Un campamento de familias indígenas sin hogar provocó incomodidad entre vecinos de la colonia Juárez, quienes aseguran que el responsable último del problema es el gobierno por no haberlo solucionado. La presencia de los indígenas creó un conflicto que tensa la relación y una posible solución para estos indígenas que hoy viven en la calle.  

Texto: Arturo Contreras Camero

Foto: Duilio Rodríguez

Para distintos vecinos de la colonia Juárez, la falta de hogar de 80 familias otomíes los ha llevado al extremo en las dinámicas del vecindario, pues viven en la calle desde hace casi dos años. Aseguran que el gobierno, no les ha dado una solución y eso en parte causa de que los campamentos instalados por las familias que quedaron sin casa bloqueen el paso vehicular en las calles de Roma y Milán. En suma, tienen sospechas de una nueva construcción inmobiliaria en ese predio.

“Los vecinos quedamos entre dos intereses, el del dueño o la inmobiliaria, y de estas personas que su demanda es la de la una vivienda digna”, asegura uno de los vecinos de esta colonia de la Ciudad de México.

Desde los terremotos de 2017, cientos de personas indígenas tuvieron que dejar el predio que ocupaban por los daños severos que tuvo después los sismos. Desde entonces, tendieron un campamento de lonas y mantas en dos puntos del predio. Uno en la entrada que está sobre la calle Roma 18, y una más en la otra entrada, ubicada en el número 7 de la calle Londres.

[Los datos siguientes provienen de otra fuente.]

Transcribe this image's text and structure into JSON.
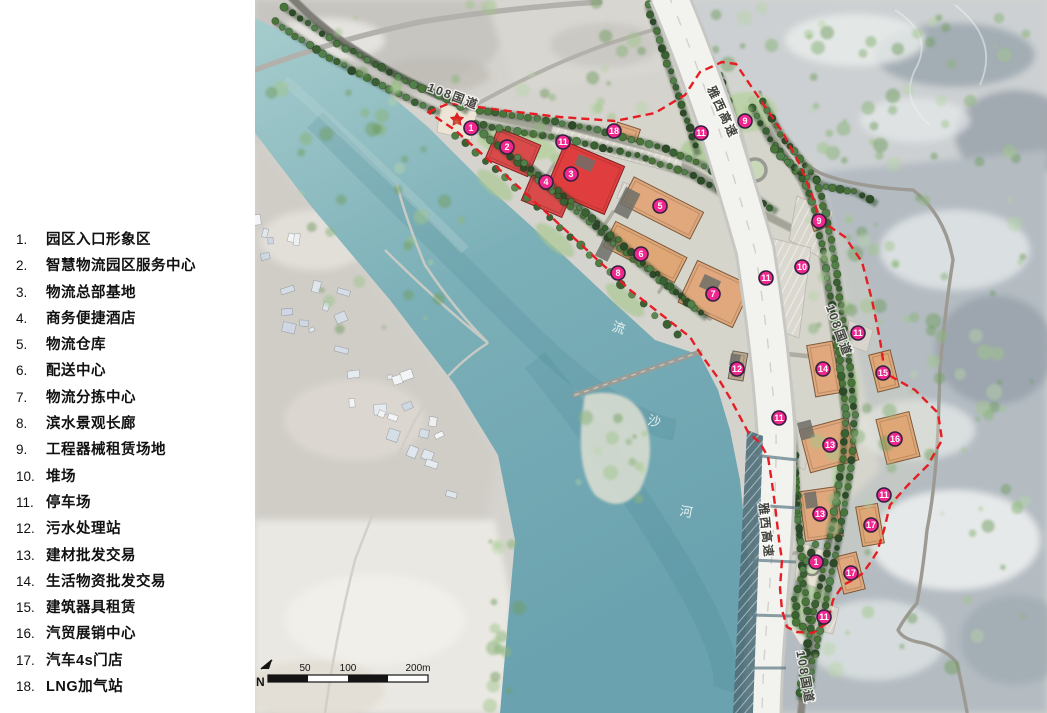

“Pareciera que nosotros somos los rehenes de la gente que está ocupando la calle, del grupo que los usa a ellos para invadir predios y de las mismas autoridades que omiten. Los que sufrimos la situación día a día somos los vecinos. No nos dejan dormir, se ponen a jugar futbol a las 2 o 3 de la mañana, están dando pelotazos, se pelean, imagínate la puerta de tu casas, hacen sus necesidades ahí a veces, consumen sustancias, se están drogando en la puerta de tu casa”, asegura uno de los vecinos de la calle Roma en entrevista.

Las familias de indígenas sin casa han expresado su inconformidad ante las actitudes racistas que tienen los vecinos de la Juárez hacia ellos, incluso realizaron una conferencia de prensa en donde denunciaron que los molestan y que les dan malos tratos. Los vecinos aseguran que esos tratos se dan por el ambiente de hostilidades que se ha desarrollado desde que los indígenas ocupan la calle.

El grupo de Vecinos Unidos de la colonia Juárez se reunió con Pie de Página para dar su versión sobre un conflicto que, aseguran, ha hecho que los tilden de racistas. Por temor a represiones piden se guarde su identidad.

“Estas son las personas más débiles de la ecuación, que son usados por grupos que se dedican a invadir predios. Aquí el tema principal de nosotros como vecinos es la falta de atención por parte de una autoridad competente, que en este caso, sería el alcalde”, se quejan.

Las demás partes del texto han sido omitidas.